Insbesondere Manager aus dem oberen und Top-Management brauchen konkrete Beschreibungen „wie geht es jetzt konkret“. Zu beachten ist dabei, dass auch unbewusste Verhaltensmuster eine Rolle spielen. Diese müssen einbezogen werden, weil viele Fehler im Zusammenhang mit komplexen Problemen nicht bewusst, sondern unbewusst verursacht werden. Leitsätze wie „Vertrauen Sie Ihren Mitarbeitern!“, „Ermöglichen Sie Selbstorganisation!“, „Schaffen Sie Transparenz!“, „Handeln Sie ganzheitlich!“ oder „Wir brauchen eine neue Art zu managen!“ helfen nicht weiter, sie sind zu einfach gefasst. Viele der Autoren zum Thema verweisen ihre Leser darauf, dass es keine simplen Lösungen gibt (was ja an sich richtig ist) und dass sie deswegen die konkrete Antwort schuldig bleiben (was die falsche Schlussfolgerung ist).
Allgemeine Ausführungen über Komplexitätsmanagement mit nachvollziehbaren Tipps in Form von Appellen zu formulieren ist einfach – konkrete Unterstützung, um die komplexe Suppe auszulöffeln, leider nicht!
Dieses Buch vermittelt daher nicht nur Know-how über systemisches Komplexitätsmanagement, sondern stellt konkrete Vorgehensweisen und Methoden dar. Zur Erläuterung dienen konkrete Fälle aus der Praxis, damit Sie als Leser sich auch etwas darunter vorstellen können. Meine Erfahrung ist: Beispiele tragen dazu bei, dass den meisten Managern konkrete Lösungsansätze für die eigenen Probleme einfallen, weil die Muster trotz verschiedener Ausgangslagen oft ähnlich sind.
Ein besonderer Fokus liegt auf den Fällen, in denen oft gar nicht exakt klar wird, was das Manager-Leben so schwer macht und wie wir aus der belastenden Situation wieder herauskommen. Oft fühlen wir uns darin gefangen wie der berühmte Esel zwischen zwei Heuhaufen, der nicht weiß, in welche Richtung er gehen soll. Widersprüchliche Anforderungen sind es, die uns in Dilemmas versetzen, aus denen es auf den ersten Blick keinen Ausweg gibt.
Häufig sollen Manager für komplexe Change-Prozesse die Verantwortung übernehmen, werden aber innerhalb der Organisation nur wenig oder gar nicht unterstützt. Manchmal besteht auch eine extrem ungünstige Ausgangslage oder man bekommt nur Steine in den Weg gelegt. Wie kann die betreffende Person mit solchen Umständen umgehen? Wie kann sie auch die unbewussten Phänomene erkennen und berücksichtigen, obwohl diese offiziell nicht existieren oder im Extremfall von den Beteiligten sogar geleugnet werden?
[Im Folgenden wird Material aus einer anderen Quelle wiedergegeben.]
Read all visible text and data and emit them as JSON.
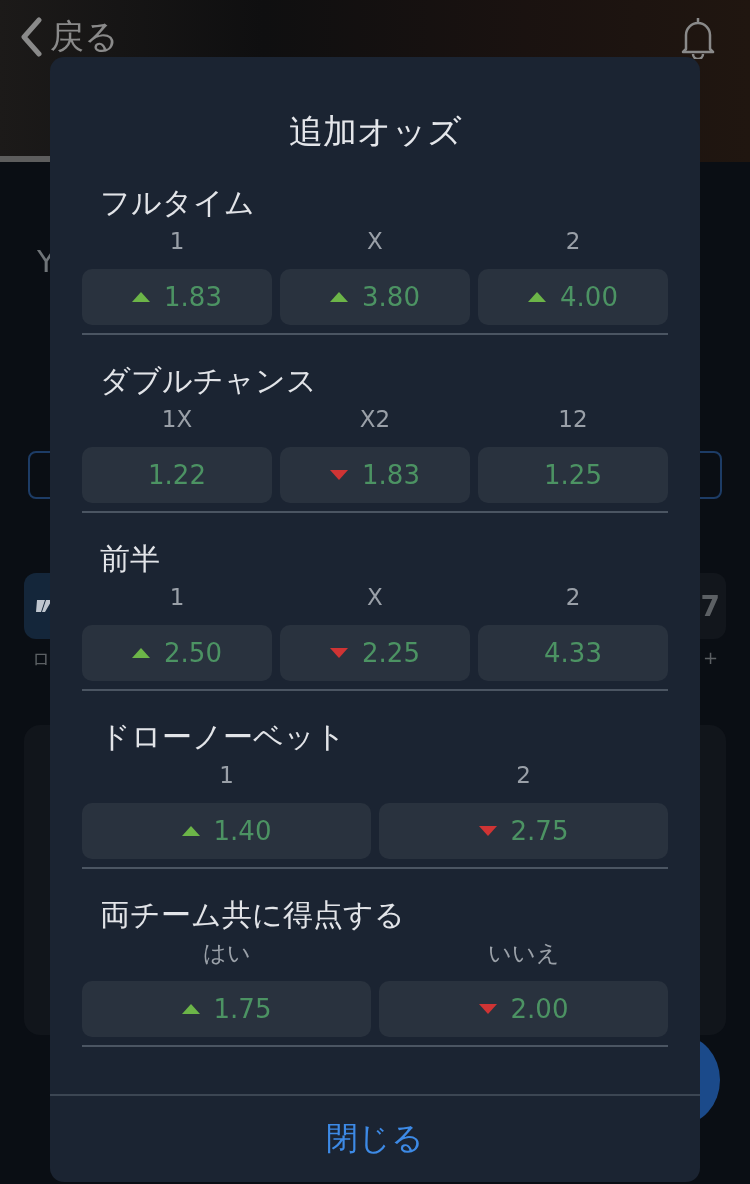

Die im Buch vorgestellten Case-Studies und Beispiele entstammen dem konkreten Managementalltag. Sie wurden ge-funden, und nicht er-funden. Aus Gründen der Vertraulichkeit habe ich allerdings die reale Situation jeweils abgewandelt und mehrere Fälle mit ähnlichen Mustern anders kombiniert. Dennoch ist jeder Fall aus der Praxis für die Praxis! Danke daher an alle Kunden, die Anlass gaben, dieses Buch zu schreiben, und mich in der Praxis bestärkt und inspiriert haben!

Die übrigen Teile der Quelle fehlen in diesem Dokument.